9th December 2005 - Transitional Care Unit (TCU) and Hot Cot!
We
have been told today that a place has been found for Zachary
in Transitional Care. It means that I don't have to leave
him in hospital. He leaves intensive care and we both move
onto the TCU ward together. The best bit is that it means
for the first time I get to have him next to me, with me
all day and all night. Its wonderful news. A long stay
in hospital is not exactly what I had planned for December
but at the end of the day I would do anything for him.
That includes putting up with a hospital bed.
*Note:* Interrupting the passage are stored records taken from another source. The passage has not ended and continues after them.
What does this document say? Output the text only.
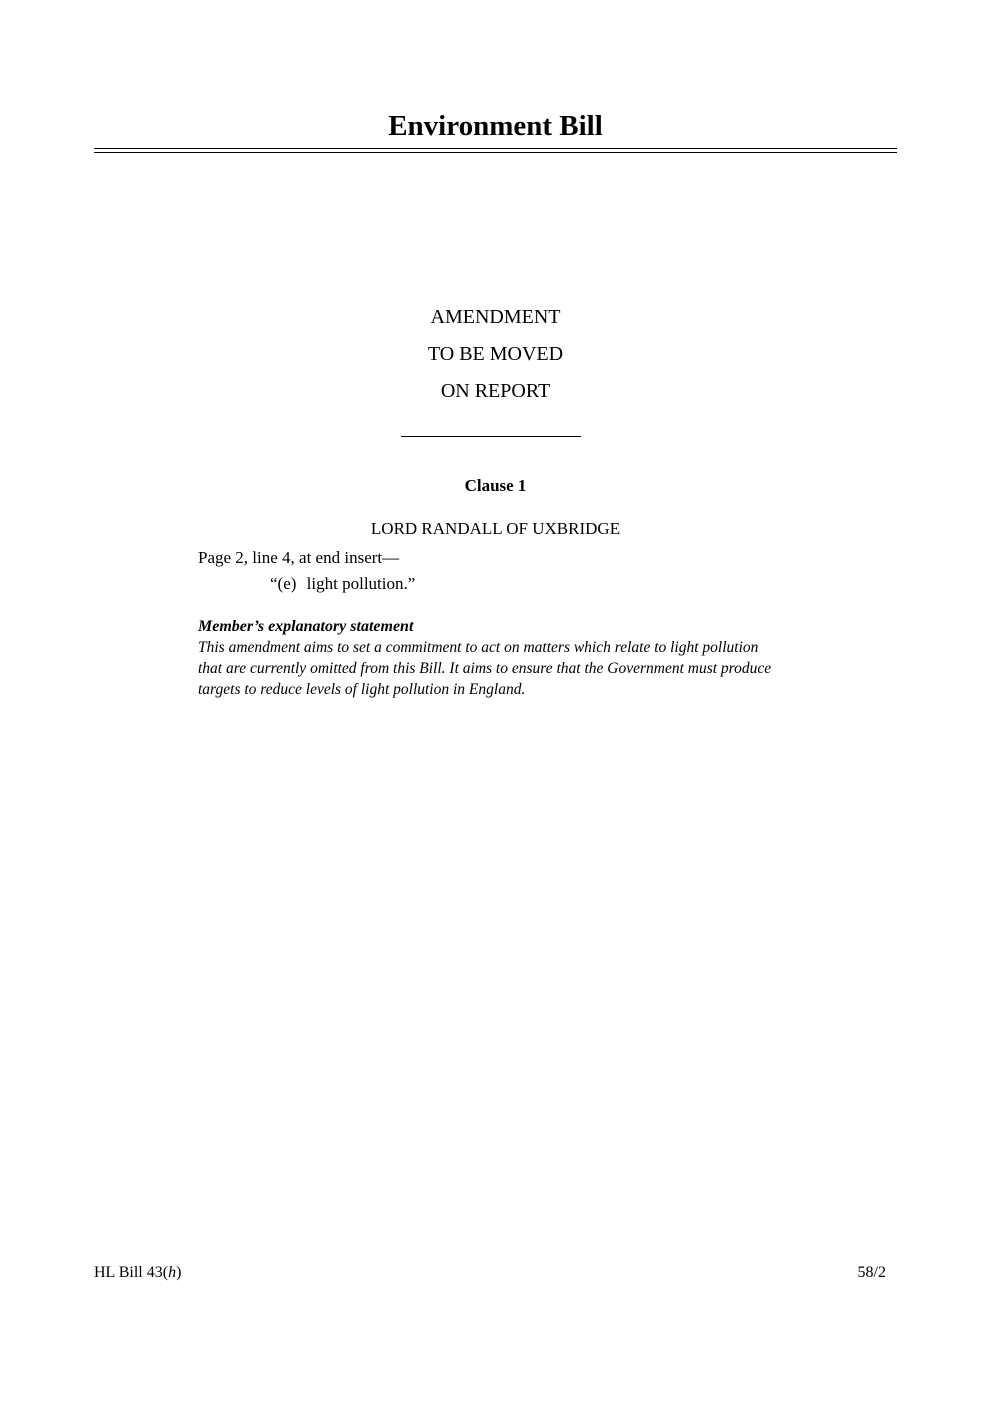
Environment Bill
AMENDMENT
TO BE MOVED
ON REPORT
Clause 1
LORD RANDALL OF UXBRIDGE
Page 2, line 4, at end insert—
“(e) light pollution.”
Member’s explanatory statement
This amendment aims to set a commitment to act on matters which relate to light pollution
that are currently omitted from this Bill. It aims to ensure that the Government must produce
targets to reduce levels of light pollution in England.
HL Bill 43(h)	58/2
I have certainly
stayed in better hotels but well the food is not that bad
really !
Here
he is having a nappy and clothes change. This photograph
shows how thin his limbs are. Babies flesh out and put
on weight in the last 4 weeks in the womb. Born 9 weeks
early babies tend to be very scrawny looking. All head,
feet, hands and curled up tight so its hard to see how
long they actually are. I have reached a high on the milk
front. 200ml this morning alone. One of those surreal moments
came when I went down to NICU with Zachary's milk being
congratulated and patted on the back by various nurses
and midwifes as I walked down the corridor. Congratulations
on the success of producing so much milk. Wow I used to
have a brain, a career, now my life is reduced to how much
milk I can express from my breasts. Surreal !
Today Zachary weighs 4lb and 4oz. It is great that he is gaining weight again. It is another one of those really important milestones in Neonatal care for premature babies. That golden prize of the weight at which they are allowed to leave the hospital as long as they are healthy and fit and feeding well or otherwise medically fit to be discharged and cared for at home. Zachary is lucky because even though he was born almost 10 weeks early he was quite big and I am sure his size has helped his progress.